Discussion of Next Steps
Requests to Work Groups
Minutes with Work Group action items will circulate to the Steering Committee for approval.
Structure of Phase I Document
The Steering Committee determined that the comprehensive document should take the form of three distinct proposals with an executive summary serving as the cover letter.
Timeline
The weeks of December 12 and 19 will be used to finalize documents and draft a cover letter. On December 22 or 23, the Work Group documents will be circulated to the Steering Committee for review and approval. At this time the Steering Committee should also determine whether another conference call is necessary. The approved documents will be distributed the week of January 2 to the KCP Board to allow them to redline the proposal. The Steering Committee determined that all documents should be held until notice goes out to the board. At that time, Steering Committee members can look for approval from their associations. On January 9, the KCP Board will consider and vote on the proposal.

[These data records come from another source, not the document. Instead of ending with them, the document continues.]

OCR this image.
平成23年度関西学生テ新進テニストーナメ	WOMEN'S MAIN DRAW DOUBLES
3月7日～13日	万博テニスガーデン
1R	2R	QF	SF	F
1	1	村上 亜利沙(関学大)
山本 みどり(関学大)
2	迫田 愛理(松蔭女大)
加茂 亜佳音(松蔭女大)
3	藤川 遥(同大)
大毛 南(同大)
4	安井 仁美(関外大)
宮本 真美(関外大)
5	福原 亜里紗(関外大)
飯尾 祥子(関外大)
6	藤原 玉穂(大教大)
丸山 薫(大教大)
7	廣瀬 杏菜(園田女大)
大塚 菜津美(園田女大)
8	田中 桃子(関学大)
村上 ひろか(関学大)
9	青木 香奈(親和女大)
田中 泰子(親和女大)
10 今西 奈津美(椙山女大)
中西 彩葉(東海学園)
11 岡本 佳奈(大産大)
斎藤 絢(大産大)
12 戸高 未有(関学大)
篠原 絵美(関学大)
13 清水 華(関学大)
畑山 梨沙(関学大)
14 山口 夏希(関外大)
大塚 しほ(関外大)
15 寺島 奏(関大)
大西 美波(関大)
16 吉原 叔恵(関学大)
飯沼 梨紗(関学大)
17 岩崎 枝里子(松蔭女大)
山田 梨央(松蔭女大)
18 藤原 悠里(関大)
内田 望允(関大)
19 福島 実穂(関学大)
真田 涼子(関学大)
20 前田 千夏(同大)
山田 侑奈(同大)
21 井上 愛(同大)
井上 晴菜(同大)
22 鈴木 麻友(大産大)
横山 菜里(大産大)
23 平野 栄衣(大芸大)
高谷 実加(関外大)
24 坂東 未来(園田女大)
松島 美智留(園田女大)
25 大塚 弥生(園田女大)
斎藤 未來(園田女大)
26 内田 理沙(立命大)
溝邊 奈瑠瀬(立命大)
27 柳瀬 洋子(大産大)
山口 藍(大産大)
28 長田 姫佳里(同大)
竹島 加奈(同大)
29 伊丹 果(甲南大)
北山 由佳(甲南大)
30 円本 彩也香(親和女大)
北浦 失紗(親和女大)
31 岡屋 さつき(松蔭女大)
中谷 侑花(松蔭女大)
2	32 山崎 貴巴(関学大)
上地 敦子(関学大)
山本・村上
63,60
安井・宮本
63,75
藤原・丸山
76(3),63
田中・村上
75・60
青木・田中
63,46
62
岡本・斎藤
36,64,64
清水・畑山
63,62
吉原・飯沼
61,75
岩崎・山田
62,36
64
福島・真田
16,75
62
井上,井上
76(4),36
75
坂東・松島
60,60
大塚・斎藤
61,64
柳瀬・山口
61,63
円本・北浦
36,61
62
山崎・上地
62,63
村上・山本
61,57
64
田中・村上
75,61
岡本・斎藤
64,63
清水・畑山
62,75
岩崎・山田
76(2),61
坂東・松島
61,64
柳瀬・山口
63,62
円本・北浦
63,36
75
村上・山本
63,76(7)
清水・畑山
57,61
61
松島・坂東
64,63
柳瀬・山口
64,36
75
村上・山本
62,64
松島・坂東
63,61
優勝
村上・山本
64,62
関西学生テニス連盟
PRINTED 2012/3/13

Please note: this timeline was not ultimately followed because of changes in the Budget Reconciliation legislation.
Budget
The Steering Committee members discussed the budget proposed by Ms. Keegan. All agreed that the budget is a KCP Board decision.
Outreach to CMS
Many members of the Steering Committee had invited Dr. Barry Staube, the Acting Chief Medical Office of CMS and Acting Director of the Office of Clinical Standards and Quality, to attend the meeting. Because he was not able to be in DC, he asked the members to update him at the end of the meeting. The Steering Committee tried several times to reach him, but he was unavailable. Members agreed to follow-up with him after the meeting.